US Foods ends PFG talks, reinforces digital expansion strategy


US Foods Holding Corp.’s decision to end merger discussions with Performance Food Group (PFG) underscores the distributor’s commitment to accelerating its own ecommerce and technology initiatives rather than pursuing a large-scale integration.

The Rosemont, Ill.-based company said Nov. 24 that both sides mutually agreed to terminate an information-sharing process they launched earlier this year. They also will not pursue a potential combination. At the same time, US Foods reaffirmed its 2025 outlook and reiterated its 2025–2027 long-range plan.
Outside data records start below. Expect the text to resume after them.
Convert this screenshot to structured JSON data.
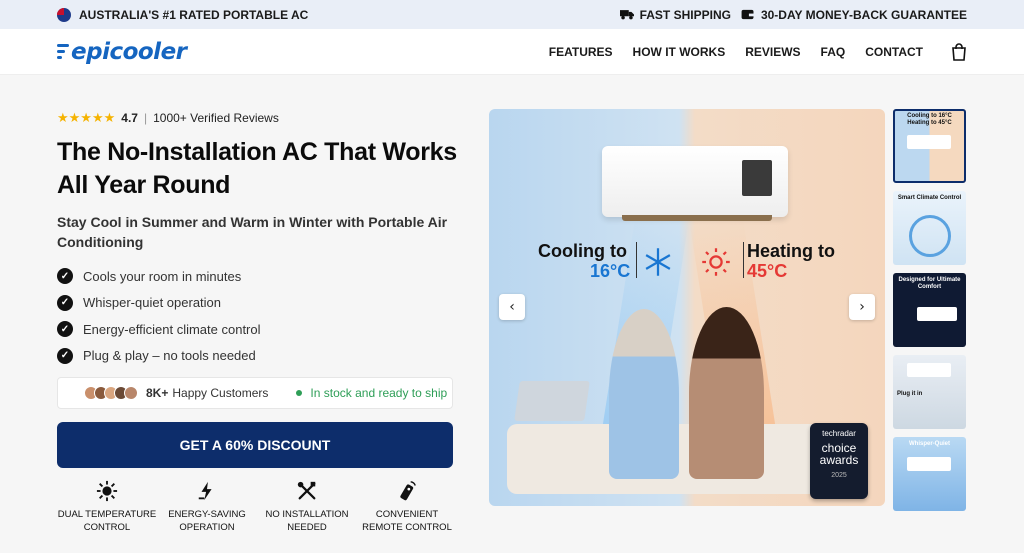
{
  "topbar": {
    "left_text": "AUSTRALIA'S #1 RATED PORTABLE AC",
    "shipping": "FAST SHIPPING",
    "guarantee": "30-DAY MONEY-BACK GUARANTEE"
  },
  "header": {
    "logo_text": "epicooler",
    "nav": [
      {
        "label": "FEATURES"
      },
      {
        "label": "HOW IT WORKS"
      },
      {
        "label": "REVIEWS"
      },
      {
        "label": "FAQ"
      },
      {
        "label": "CONTACT"
      }
    ]
  },
  "hero_left": {
    "rating_value": "4.7",
    "rating_stars": 4.7,
    "rating_sep": "|",
    "reviews_text": "1000+ Verified Reviews",
    "headline": "The No-Installation AC That Works All Year Round",
    "subheadline": "Stay Cool in Summer and Warm in Winter with Portable Air Conditioning",
    "bullets": [
      "Cools your room in minutes",
      "Whisper-quiet operation",
      "Energy-efficient climate control",
      "Plug & play – no tools needed"
    ],
    "customers_count": "8K+",
    "customers_label": "Happy Customers",
    "stock_text": "In stock and ready to ship",
    "cta_label": "GET A 60% DISCOUNT",
    "features": [
      {
        "icon": "sun-snowflake-icon",
        "label": "DUAL TEMPERATURE CONTROL"
      },
      {
        "icon": "energy-saving-icon",
        "label": "ENERGY-SAVING OPERATION"
      },
      {
        "icon": "no-tools-icon",
        "label": "NO INSTALLATION NEEDED"
      },
      {
        "icon": "remote-control-icon",
        "label": "CONVENIENT REMOTE CONTROL"
      }
    ]
  },
  "hero_image": {
    "cooling_label": "Cooling to",
    "cooling_temp": "16°C",
    "heating_label": "Heating to",
    "heating_temp": "45°C",
    "badge_brand": "techradar",
    "badge_title": "choice awards",
    "badge_year": "2025",
    "prev_symbol": "‹",
    "next_symbol": "›"
  },
  "thumbnails": [
    {
      "caption": "Cooling to 16°C  Heating to 45°C"
    },
    {
      "caption": "Smart Climate Control"
    },
    {
      "caption": "Designed for Ultimate Comfort"
    },
    {
      "caption": "Plug it in"
    },
    {
      "caption": "Whisper-Quiet"
    }
  ],
  "colors": {
    "primary": "#0d2d6b",
    "brand_blue": "#1565c0",
    "in_stock_green": "#2e9e57",
    "star_yellow": "#f5b301",
    "cool_blue": "#1976d2",
    "heat_red": "#e53935"
  }
}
It also announced a $250 million accelerated share repurchase along with a new $1 billion authorization.

While the company did not detail operational implications of the halted talks, US Foods’ long-range plan relies heavily on:

  • Expanding ecommerce capabilities
  • Modernizing online ordering tools
  • Improving digital engagement with restaurants and foodservice operators

Why US Foods ended its merger talks with PFG

A merger with PFG would have required extensive systems integration, regulatory review and IT consolidation. Each aspect could have slowed ongoing digital investments.
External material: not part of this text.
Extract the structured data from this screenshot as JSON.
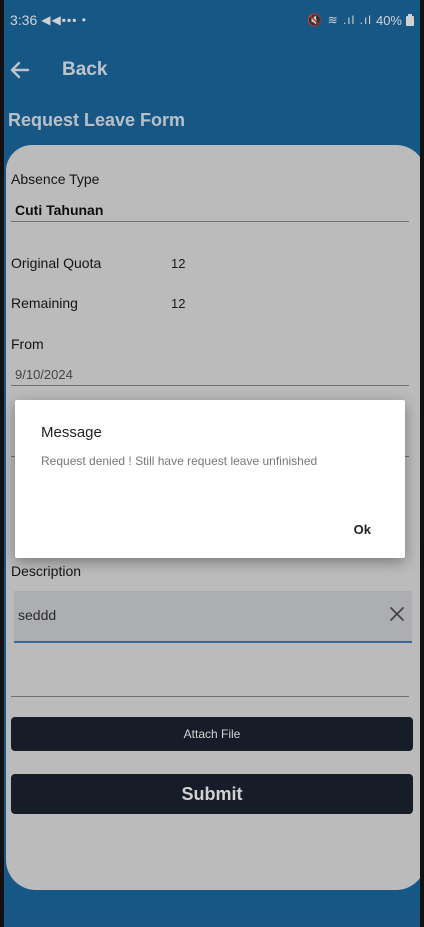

CEO Dave Flitman said the company’s independent path remains the most compelling.

“Our Board of Directors and the Executive Leadership Team have determined that it is in the best interest of US Foods and its shareholders to terminate discussions,” Flitman said.

He added that the company’s focus on its own operating model has produced “consistent above-market top and bottom-line growth.”

US Foods has reported rising digital-order penetration, increased adoption of mobile ordering and deeper use of data-driven inventory and pricing tools by customers. The company has also been investing in warehouse automation, real-time inventory visibility, and predictive analytics to support ecommerce fulfillment and improve service levels.

Analysts say stepping away from a potential PFG combination removes uncertainty and allows US Foods to keep advancing its technology roadmap. The company’s 2025–2027 plan calls for steady sales growth, adjusted EBITDA expansion and stronger cash flow — metrics closely tied to its ecommerce modernization.

The expanded share-repurchase authorization signals confidence in that trajectory and reinforces the company’s decision to focus on its standalone digital strategy rather than pursue a transformational merger.